For Pompeo, the purpose was clear. “When bad guys steal those secrets we have a responsibility to go after them, to prevent [that] from happening.” He and other officials “desperately wanted to hold accountable those individuals that had violated US law, that had violated requirements to protect information and had tried to steal it.”
He also reiterated that the CIA was not permitted to conduct assassinations. “We never acted in a way that was inconsistent with that.” There had never been any “planning to violate US law – not once in my time.”
Other observations seem to suggest a rogue at play, a vigilante intent on cracking skulls and moving away from the law. Except that for Pompeo, pursuing the likes of Assange was very much part of “a deep legal framework”, where “actions” were taken “consistent with US law to try to achieve that.”
This peculiar viewpoint can only shock the more legally minded. The United Nations Special Rapporteur on Torture, Nils Melzner, stated it with bone dry precision. “This is not about the law. It is about intimidating journalism; it’s about suppressing press freedom; it’s about protecting immunity for state officials.”

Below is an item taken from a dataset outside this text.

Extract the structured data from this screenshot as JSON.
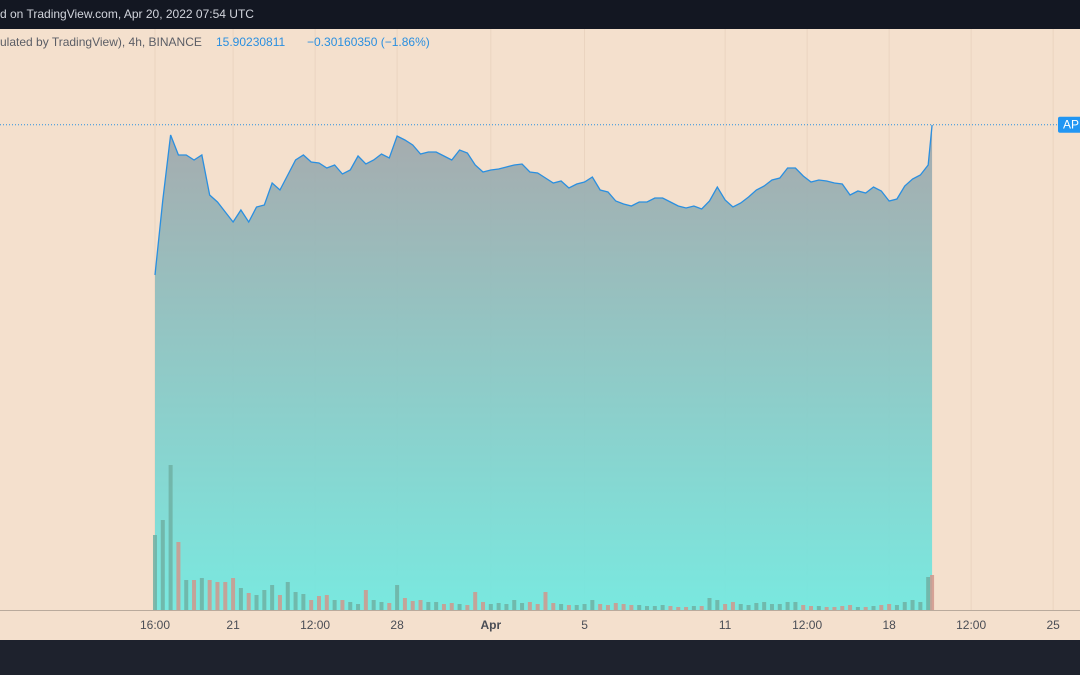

The thirty intelligence and national security officials hardly deserve medals or citations of honour; but their information cast light into dark spaces, revealing a thuggish mentality at play in the National Security State. While the revelations were not brand spanking in their freshness, they served to back up previous accounts of surveillance and contemplated abduction and violence submitted in the Assange extradition trial.

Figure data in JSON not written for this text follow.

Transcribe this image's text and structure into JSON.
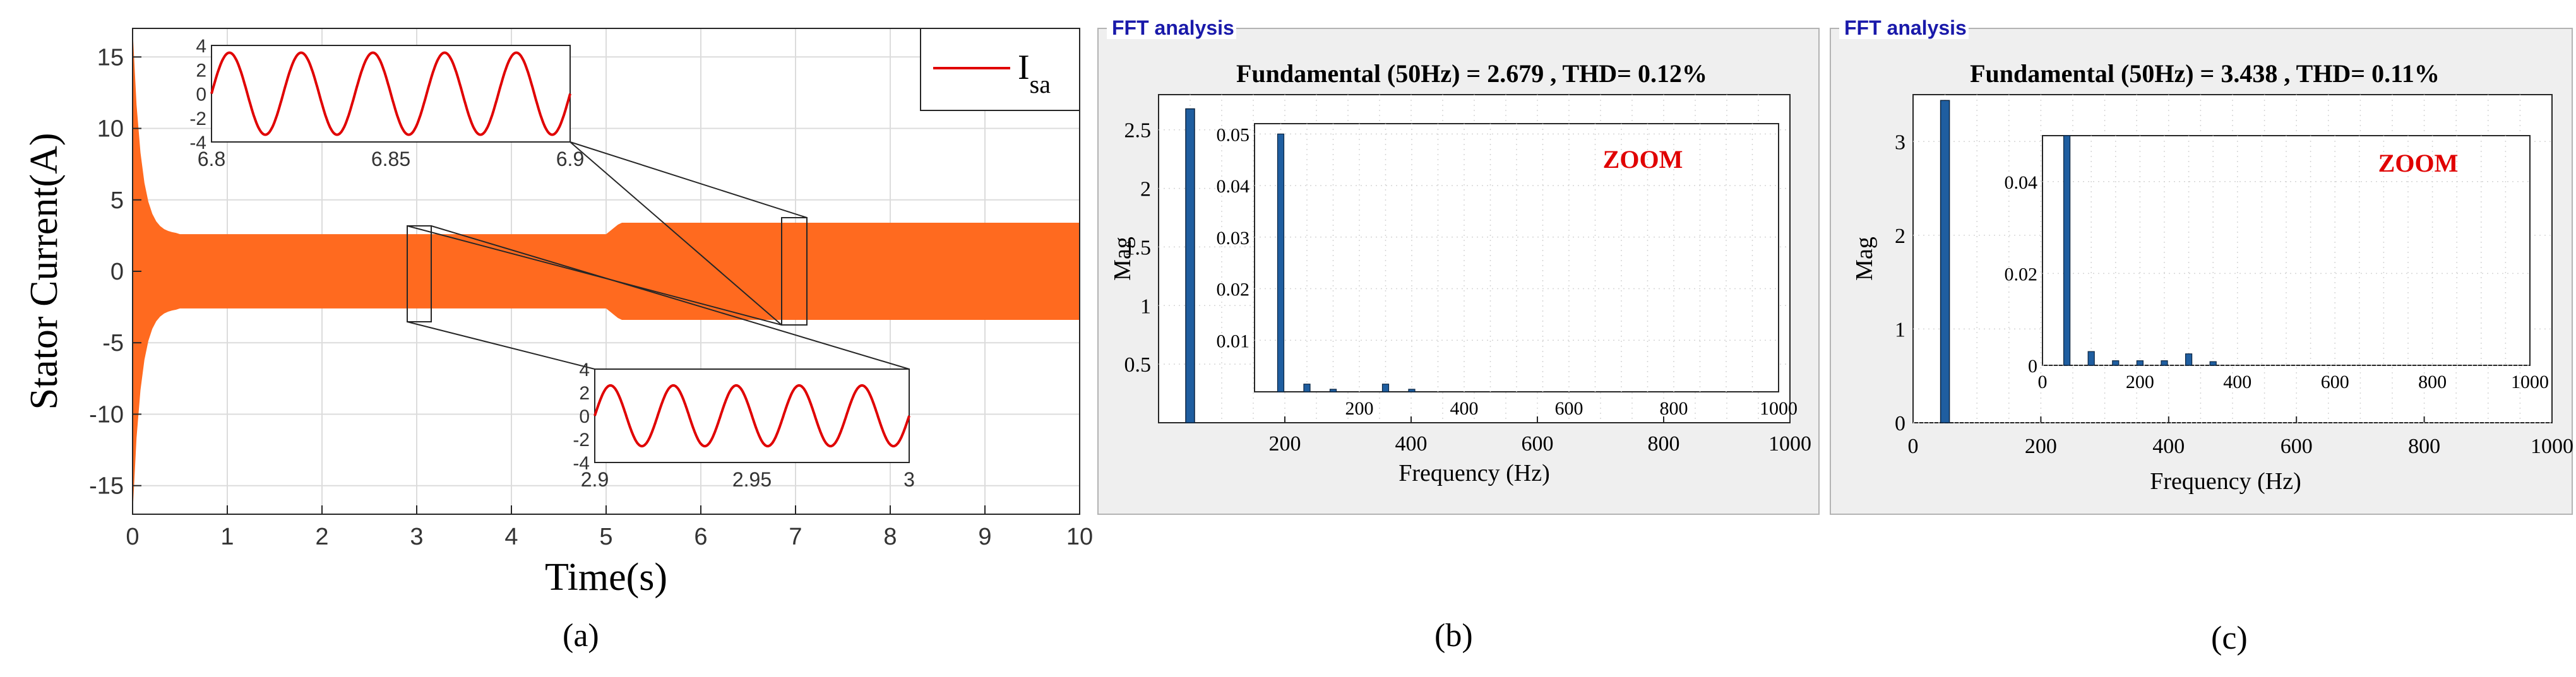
{
  "chart_data": [
    {
      "id": "a",
      "type": "line",
      "caption": "(a)",
      "xlabel": "Time(s)",
      "ylabel": "Stator Current(A)",
      "xlim": [
        0,
        10
      ],
      "ylim": [
        -17,
        17
      ],
      "xticks": [
        "0",
        "1",
        "2",
        "3",
        "4",
        "5",
        "6",
        "7",
        "8",
        "9",
        "10"
      ],
      "yticks": [
        "15",
        "10",
        "5",
        "0",
        "-5",
        "-10",
        "-15"
      ],
      "grid": true,
      "series": [
        {
          "name": "I_sa",
          "color": "#FF6A1F",
          "envelope": {
            "start_peak": 17,
            "settle_time_s": 0.5,
            "peak_before_5s": 2.6,
            "peak_after_5s": 3.4,
            "transition_s": [
              5.0,
              5.15
            ]
          }
        }
      ],
      "legend": {
        "label_main": "I",
        "label_sub": "sa",
        "line_color": "#E00000",
        "placement": "top-right"
      },
      "insets": [
        {
          "id": "inset1",
          "xlim": [
            6.8,
            6.9
          ],
          "ylim": [
            -4,
            4
          ],
          "xticks": [
            "6.8",
            "6.85",
            "6.9"
          ],
          "yticks": [
            "4",
            "2",
            "0",
            "-2",
            "-4"
          ],
          "amplitude": 3.4,
          "freq_hz": 50,
          "color": "#E00000"
        },
        {
          "id": "inset2",
          "xlim": [
            2.9,
            3.0
          ],
          "ylim": [
            -4,
            4
          ],
          "xticks": [
            "2.9",
            "2.95",
            "3"
          ],
          "yticks": [
            "4",
            "2",
            "0",
            "-2",
            "-4"
          ],
          "amplitude": 2.6,
          "freq_hz": 50,
          "color": "#E00000"
        }
      ]
    },
    {
      "id": "b",
      "type": "bar",
      "caption": "(b)",
      "panel_title": "FFT analysis",
      "title": "Fundamental (50Hz) = 2.679 , THD= 0.12%",
      "xlabel": "Frequency (Hz)",
      "ylabel": "Mag",
      "xlim": [
        0,
        1000
      ],
      "ylim": [
        0,
        2.8
      ],
      "xticks": [
        "200",
        "400",
        "600",
        "800",
        "1000"
      ],
      "yticks": [
        "2.5",
        "2",
        "1.5",
        "1",
        "0.5"
      ],
      "bars": [
        {
          "freq": 50,
          "value": 2.679
        }
      ],
      "zoom": {
        "label": "ZOOM",
        "xlim": [
          0,
          1000
        ],
        "ylim": [
          0,
          0.052
        ],
        "xticks": [
          "200",
          "400",
          "600",
          "800",
          "1000"
        ],
        "yticks": [
          "0.05",
          "0.04",
          "0.03",
          "0.02",
          "0.01"
        ],
        "bars": [
          {
            "freq": 50,
            "value": 0.05
          },
          {
            "freq": 100,
            "value": 0.0015
          },
          {
            "freq": 150,
            "value": 0.0005
          },
          {
            "freq": 250,
            "value": 0.0015
          },
          {
            "freq": 300,
            "value": 0.0005
          }
        ]
      }
    },
    {
      "id": "c",
      "type": "bar",
      "caption": "(c)",
      "panel_title": "FFT analysis",
      "title": "Fundamental (50Hz) = 3.438 , THD= 0.11%",
      "xlabel": "Frequency (Hz)",
      "ylabel": "Mag",
      "xlim": [
        0,
        1000
      ],
      "ylim": [
        0,
        3.5
      ],
      "xticks": [
        "0",
        "200",
        "400",
        "600",
        "800",
        "1000"
      ],
      "yticks": [
        "3",
        "2",
        "1",
        "0"
      ],
      "bars": [
        {
          "freq": 50,
          "value": 3.438
        }
      ],
      "zoom": {
        "label": "ZOOM",
        "xlim": [
          0,
          1000
        ],
        "ylim": [
          0,
          0.05
        ],
        "xticks": [
          "0",
          "200",
          "400",
          "600",
          "800",
          "1000"
        ],
        "yticks": [
          "0.04",
          "0.02",
          "0"
        ],
        "bars": [
          {
            "freq": 50,
            "value": 0.05
          },
          {
            "freq": 100,
            "value": 0.003
          },
          {
            "freq": 150,
            "value": 0.001
          },
          {
            "freq": 200,
            "value": 0.001
          },
          {
            "freq": 250,
            "value": 0.001
          },
          {
            "freq": 300,
            "value": 0.0025
          },
          {
            "freq": 350,
            "value": 0.0008
          }
        ]
      }
    }
  ]
}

As for Pompeo’s actual state of knowledge, further material promises to make the light of day. On October 29, the unsuspecting figure was served by plaintiffs including such legal luminaries as human rights Margaret Ratner Kunstler. The lawsuit, which names the CIA, Pompeo, David Morales Guillen and Undercover Global, S.L. as defendants, is seeking monetary and injunctive relief for violations of the Fourth Amendment – the right to be free from unreasonable searches and seizures.
As the case involves targeted surveillance of the plaintiffs at the Ecuadorian Embassy, including during consultations with Assange, and the forced surrender of electronic devices on entering the embassy, the gaps in Pompeo’s account may well be given further stuffing.